Hate – Crusade:Zero

Lunes, 23 de Febrero de 2015 | 12:26 pm | No hay comentarios
Hate – Crusade:Zero

Artista:

Hate

Álbum:

Crusade:Zero

Año:

2015

Sello:

Napalm Records

Por estos días, en el momento en que nos enteramos de que una banda de larga trayectoria decide lanzar un nuevo álbum, inmediatamente nos entra la duda sobre si sabrán mantenerse firmes a sus raíces o si les picará el bichito de la experimentación y/o evolución musical. El problema se vuelve aún mayor cuando la banda en cuestión se mueve sobre los rieles de un género musical tan definido como el black metal. Es ahí cuando comienzan a mezclar y añadir ingredientes para marcar la diferencia y, desde luego, tratar de sobresalir. Un ejemplo de aquello son los veteranos de Hate, que por más de veinte años han acarreado su blackened death metal y su anti-cristianismo, desde su primer demo “Abhorrence” (1992) hasta su nueva entrega “Crusade:Zero” de la misma manera, aunque eso no siempre es un punto a favor. Y es que desde sus inicios, Hate ha estado jugando el mismo papel de banda oscura y malvada, que a estas alturas parece más estar frente a alguna HATE 01parodia, o una simple regresión a los 90. Y eso es lo que pasa al escuchar “Crusade:Zero”. Si bien es cierto, la banda sigue siendo igual de lúgubre y sucia, no parece tener mucha idea del clima musical de hoy en día.

“Vox Dei (A Call From Beyond)”, la intro del disco, es una suerte de melodía docta, digna de una película de terror, sin duda creando una muy buena atmósfera para lo que se viene, o para lo que podríamos pensar que se viene. “Lord, Make Me An Instrument Of Thy Wrath!” es, para nuestra sorpresa, otra intro. Y ahí surge la pregunta, ¿para qué poner dos intros? El tercer track, y a la vez primera canción, “Death Liberator”, marca la pauta de lo que será el disco en su integridad, y junto con “Leviathan”, “Doomsday Celebrities” y “Hate Is The Law”, es el punto alto de un disco marcado por una prolijidad que hace que se pierdan buenas intervenciones de, por ejemplo, guitarras acústicas, sonidos más suaves, y melodías varias que infructuosamente tratan de ser cambios de ritmo, mas no consiguen llegar más allá de ser un buen intento.

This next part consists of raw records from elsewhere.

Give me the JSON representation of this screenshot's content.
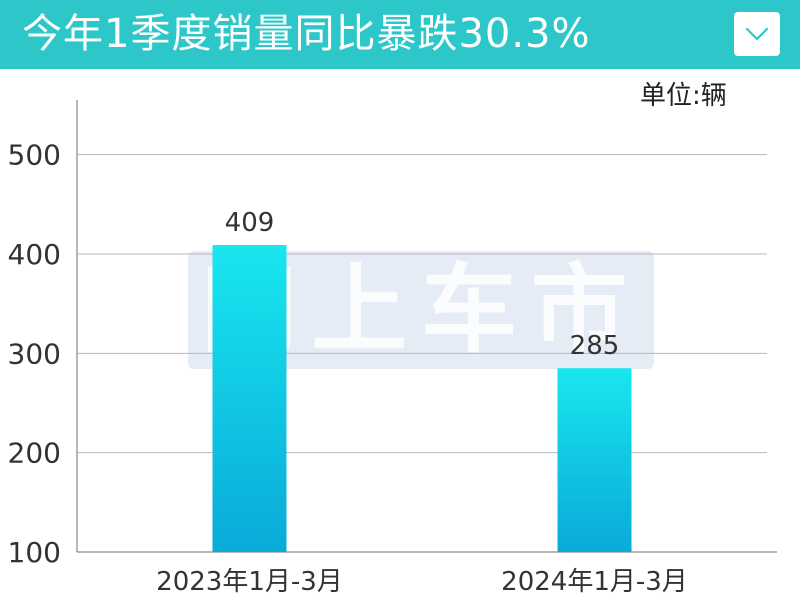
{
  "header": {
    "title": "今年1季度销量同比暴跌30.3%",
    "dropdown_icon": "chevron-down-icon"
  },
  "unit_label": "单位:辆",
  "watermark": "网上车市",
  "colors": {
    "header_bg": "#2dc7c9",
    "bar_top": "#19e6ef",
    "bar_bottom": "#09aad8",
    "grid": "#b8b8b8",
    "text": "#333333"
  },
  "chart_data": {
    "type": "bar",
    "categories": [
      "2023年1月-3月",
      "2024年1月-3月"
    ],
    "values": [
      409,
      285
    ],
    "data_labels": [
      "409",
      "285"
    ],
    "y_ticks": [
      100,
      200,
      300,
      400,
      500
    ],
    "y_tick_labels": [
      "100",
      "200",
      "300",
      "400",
      "500"
    ],
    "ylim": [
      100,
      555
    ],
    "grid": true,
    "title": "今年1季度销量同比暴跌30.3%",
    "unit": "单位:辆"
  }
}
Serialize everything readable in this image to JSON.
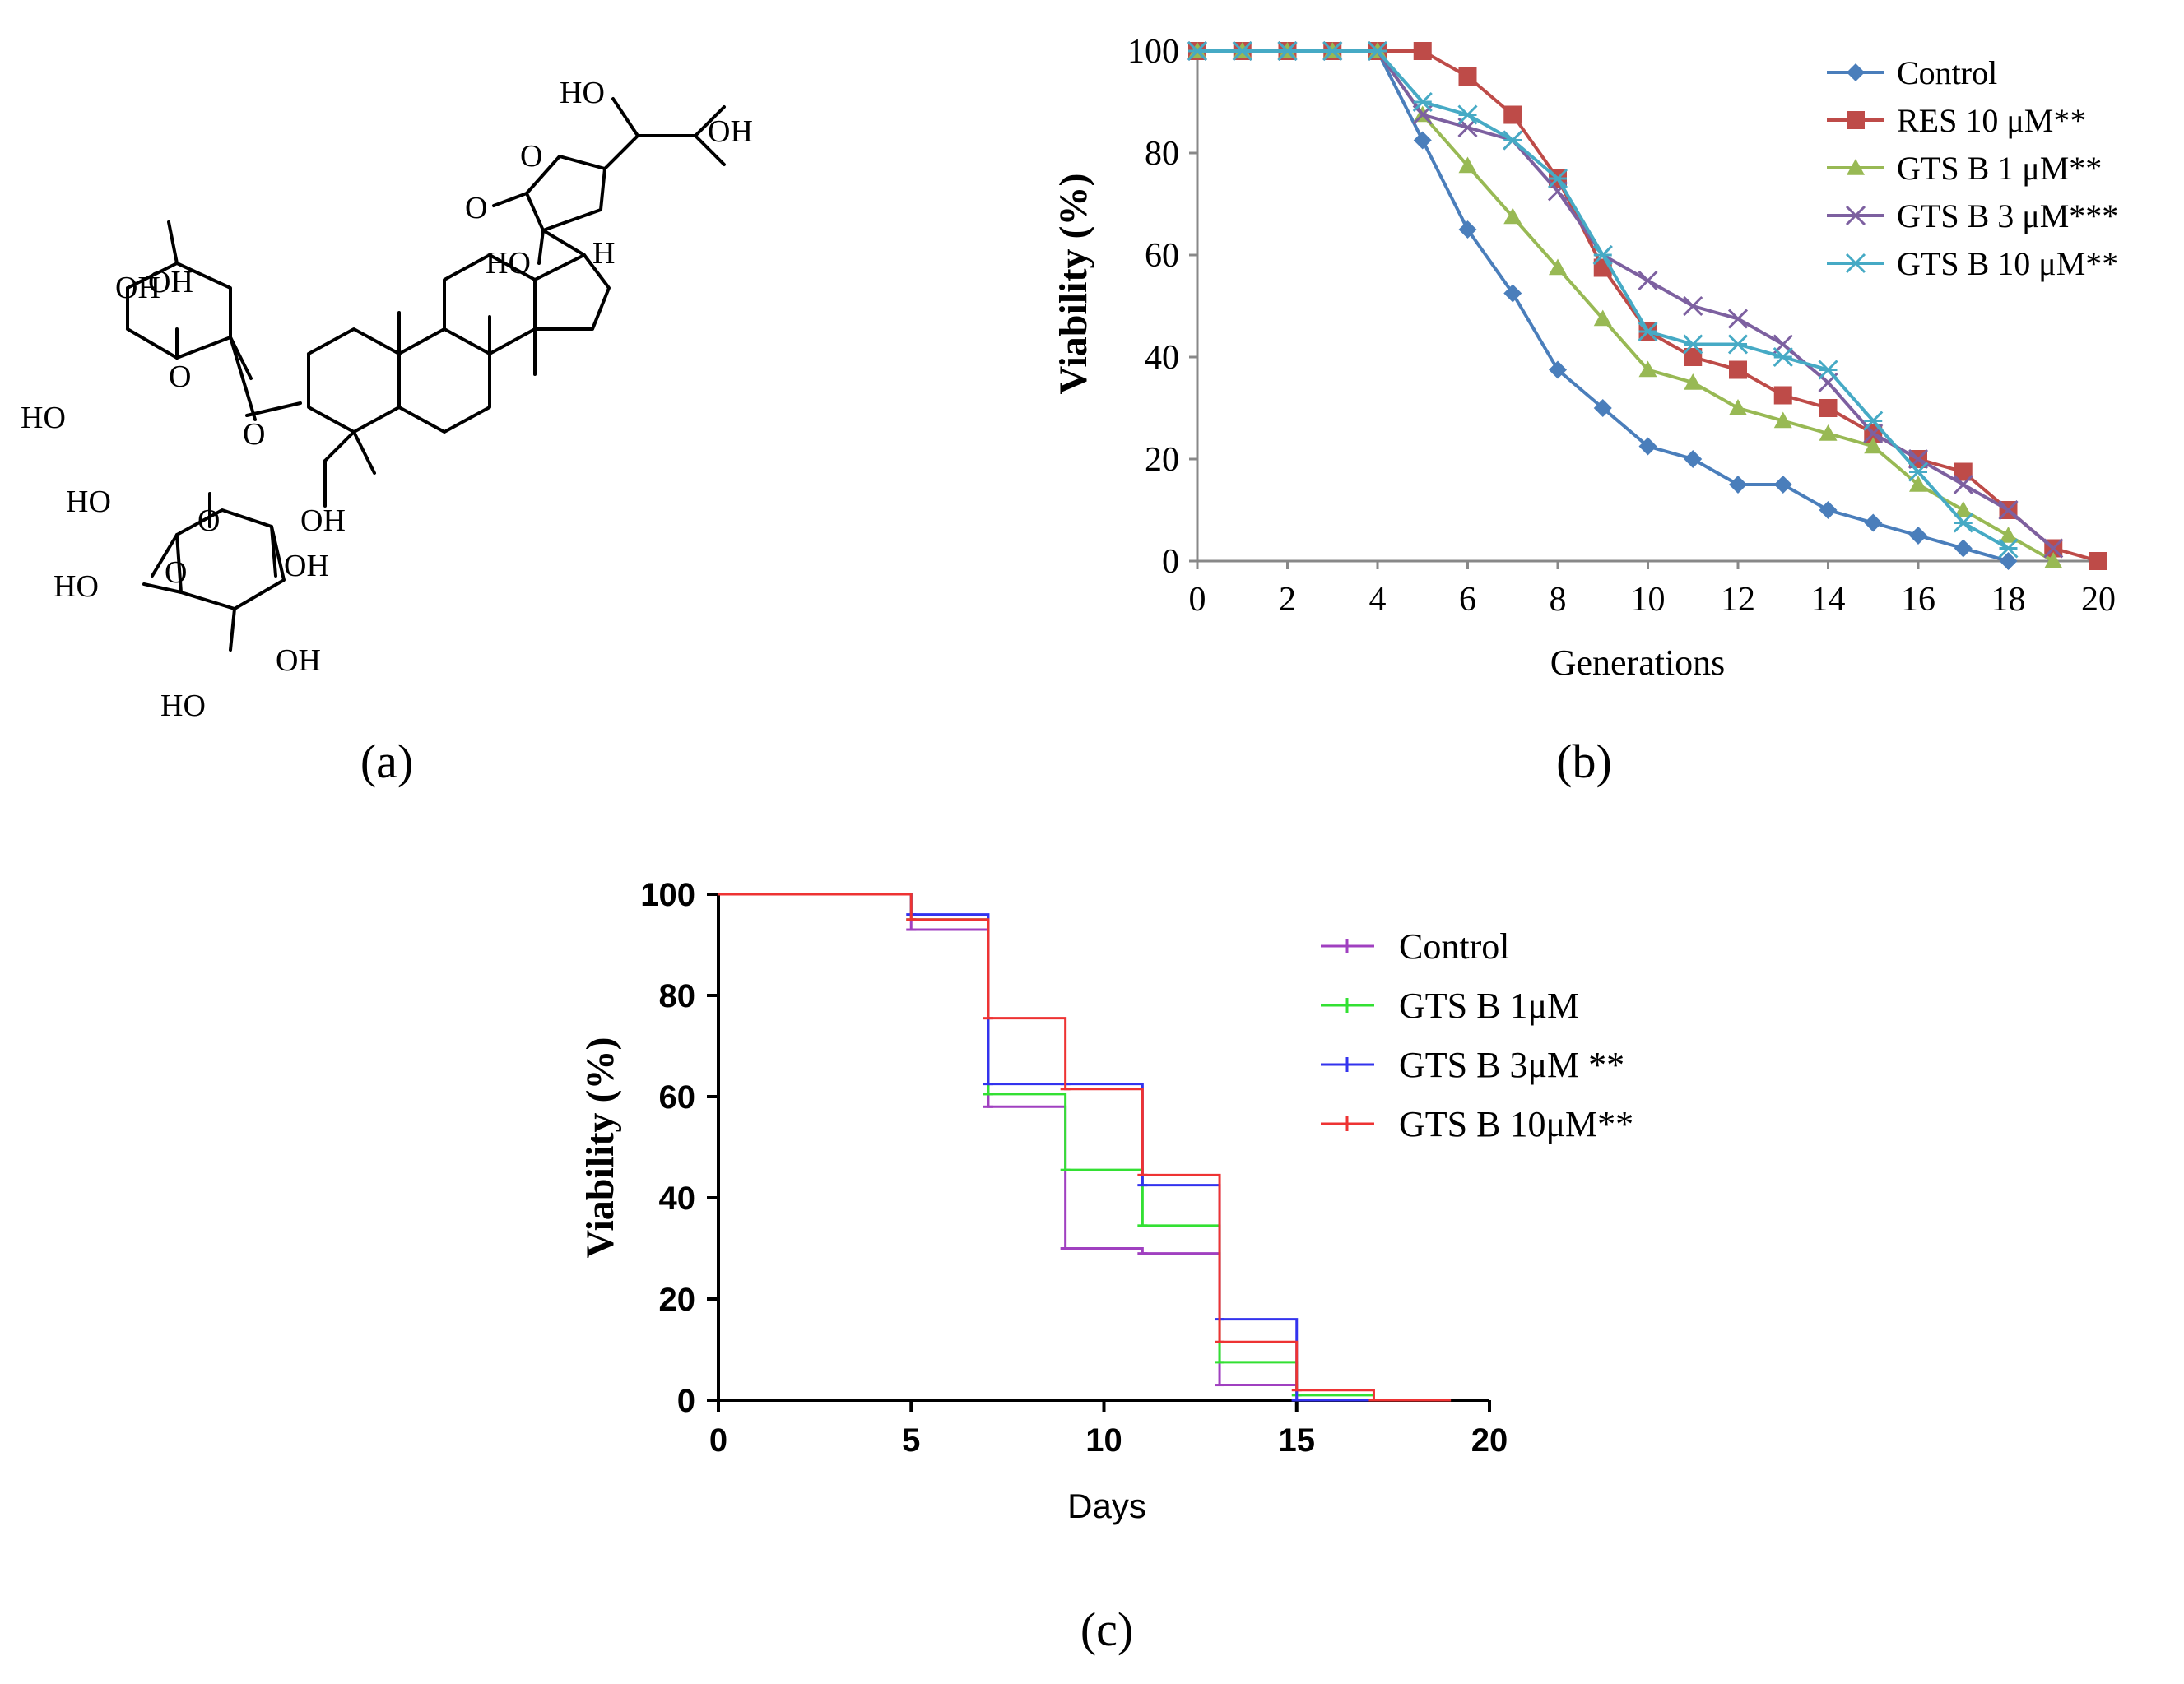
{
  "panels": {
    "a": {
      "label": "(a)"
    },
    "b": {
      "label": "(b)"
    },
    "c": {
      "label": "(c)"
    }
  },
  "structure": {
    "labels": [
      "HO",
      "OH",
      "O",
      "O",
      "HO",
      "H",
      "OH",
      "O",
      "HO",
      "HO",
      "O",
      "OH",
      "O",
      "HO",
      "OH",
      "OH",
      "HO",
      "O",
      "OH"
    ],
    "description_name": "GTS B molecular structure"
  },
  "chart_data": [
    {
      "id": "b",
      "type": "line",
      "title": "",
      "xlabel": "Generations",
      "ylabel": "Viability (%)",
      "xlim": [
        0,
        20
      ],
      "ylim": [
        0,
        100
      ],
      "xticks": [
        0,
        2,
        4,
        6,
        8,
        10,
        12,
        14,
        16,
        18,
        20
      ],
      "yticks": [
        0,
        20,
        40,
        60,
        80,
        100
      ],
      "grid": false,
      "legend_position": "top-right",
      "series": [
        {
          "name": "Control",
          "marker": "diamond",
          "color": "#4a7ebb",
          "x": [
            0,
            1,
            2,
            3,
            4,
            5,
            6,
            7,
            8,
            9,
            10,
            11,
            12,
            13,
            14,
            15,
            16,
            17,
            18
          ],
          "values": [
            100,
            100,
            100,
            100,
            100,
            82.5,
            65,
            52.5,
            37.5,
            30,
            22.5,
            20,
            15,
            15,
            10,
            7.5,
            5,
            2.5,
            0
          ]
        },
        {
          "name": "RES 10 μM**",
          "marker": "square",
          "color": "#be4b48",
          "x": [
            0,
            1,
            2,
            3,
            4,
            5,
            6,
            7,
            8,
            9,
            10,
            11,
            12,
            13,
            14,
            15,
            16,
            17,
            18,
            19,
            20
          ],
          "values": [
            100,
            100,
            100,
            100,
            100,
            100,
            95,
            87.5,
            75,
            57.5,
            45,
            40,
            37.5,
            32.5,
            30,
            25,
            20,
            17.5,
            10,
            2.5,
            0
          ]
        },
        {
          "name": "GTS B  1 μM**",
          "marker": "triangle",
          "color": "#98b954",
          "x": [
            0,
            1,
            2,
            3,
            4,
            5,
            6,
            7,
            8,
            9,
            10,
            11,
            12,
            13,
            14,
            15,
            16,
            17,
            18,
            19
          ],
          "values": [
            100,
            100,
            100,
            100,
            100,
            87.5,
            77.5,
            67.5,
            57.5,
            47.5,
            37.5,
            35,
            30,
            27.5,
            25,
            22.5,
            15,
            10,
            5,
            0
          ]
        },
        {
          "name": "GTS B  3 μM***",
          "marker": "x",
          "color": "#7d60a0",
          "x": [
            0,
            1,
            2,
            3,
            4,
            5,
            6,
            7,
            8,
            9,
            10,
            11,
            12,
            13,
            14,
            15,
            16,
            17,
            18,
            19
          ],
          "values": [
            100,
            100,
            100,
            100,
            100,
            87.5,
            85,
            82.5,
            72.5,
            60,
            55,
            50,
            47.5,
            42.5,
            35,
            25,
            20,
            15,
            10,
            2.5
          ]
        },
        {
          "name": "GTS B  10 μM**",
          "marker": "asterisk",
          "color": "#46aac5",
          "x": [
            0,
            1,
            2,
            3,
            4,
            5,
            6,
            7,
            8,
            9,
            10,
            11,
            12,
            13,
            14,
            15,
            16,
            17,
            18
          ],
          "values": [
            100,
            100,
            100,
            100,
            100,
            90,
            87.5,
            82.5,
            75,
            60,
            45,
            42.5,
            42.5,
            40,
            37.5,
            27.5,
            17.5,
            7.5,
            2.5
          ]
        }
      ]
    },
    {
      "id": "c",
      "type": "line",
      "title": "",
      "xlabel": "Days",
      "ylabel": "Viability (%)",
      "xlim": [
        0,
        20
      ],
      "ylim": [
        0,
        100
      ],
      "xticks": [
        0,
        5,
        10,
        15,
        20
      ],
      "yticks": [
        0,
        20,
        40,
        60,
        80,
        100
      ],
      "grid": false,
      "legend_position": "right",
      "step": true,
      "series": [
        {
          "name": "Control",
          "color": "#a040c0",
          "x": [
            0,
            5,
            7,
            9,
            11,
            13,
            15
          ],
          "values": [
            100,
            93,
            58,
            30,
            29,
            3,
            0
          ]
        },
        {
          "name": "GTS B 1μM",
          "color": "#33e033",
          "x": [
            0,
            5,
            7,
            9,
            11,
            13,
            15
          ],
          "values": [
            100,
            95,
            60.5,
            45.5,
            34.5,
            7.5,
            1
          ]
        },
        {
          "name": "GTS B 3μM **",
          "color": "#3333ee",
          "x": [
            0,
            5,
            7,
            9,
            11,
            13,
            15
          ],
          "values": [
            100,
            96,
            62.5,
            62.5,
            42.5,
            16,
            0
          ]
        },
        {
          "name": "GTS B 10μM**",
          "color": "#ee3333",
          "x": [
            0,
            5,
            7,
            9,
            11,
            13,
            15,
            17
          ],
          "values": [
            100,
            95,
            75.5,
            61.5,
            44.5,
            11.5,
            2,
            0
          ]
        }
      ]
    }
  ]
}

Lo peor es que, a pesar de sus numerosos cambios de alineación, la banda siempre ha contado con músicos de muy buen nivel, por eso no se explica el por qué nunca han podido encontrar la forma de dar el salto que los deje en lo alto y, por lo mismo, muchas veces quedan a la sombra de otras agrupaciones, como sus compatriotas de Behemoth, a pesar de haber empezado un par de años antes que ellos.

HATE 02“Valley Of Darkness”, canción promocional, baja una intensidad que de por sí no es muy alta, y da pie al tema homónimo, que si bien vuelve a levantar la intensidad, no logra marcar una gran diferencia, dejando en claro que la banda optó por la melodía antes que la brutalidad. De aquí en más, el disco se pierde en un mar de redundancia.

En su noveno intento por satanizar al mundo, Hate nos ofrece 56 minutos de escueta exaltación, repartidos en doce canciones más un bonus track, donde encontramos muy buenos riffs, buenos solos de guitarra, una buena producción, la voz sombría de Adam The First Sinner que se mantiene bastante bien durante todo el disco, pero todo se ve opacado por lo repetitivo del mismo, incluso al punto de no notar en qué momento termina y comienza una canción si no se está muy pendiente, y fue eso mismo lo que llevó a este redactor a esperar por una siguiente canción cuando el disco ya había terminado.

Es así como “Crusade:Zero” pasa a ser más de lo mismo en el catálogo de Hate, algo que para muchos puede ser de hecho una buena noticia. No está entre lo peor, pero tampoco entre lo mejor, quizás opacado por la misma historia de Hate, o tal vez por el trabajo actual de otras bandas del género, como la ya mencionada Behemoth.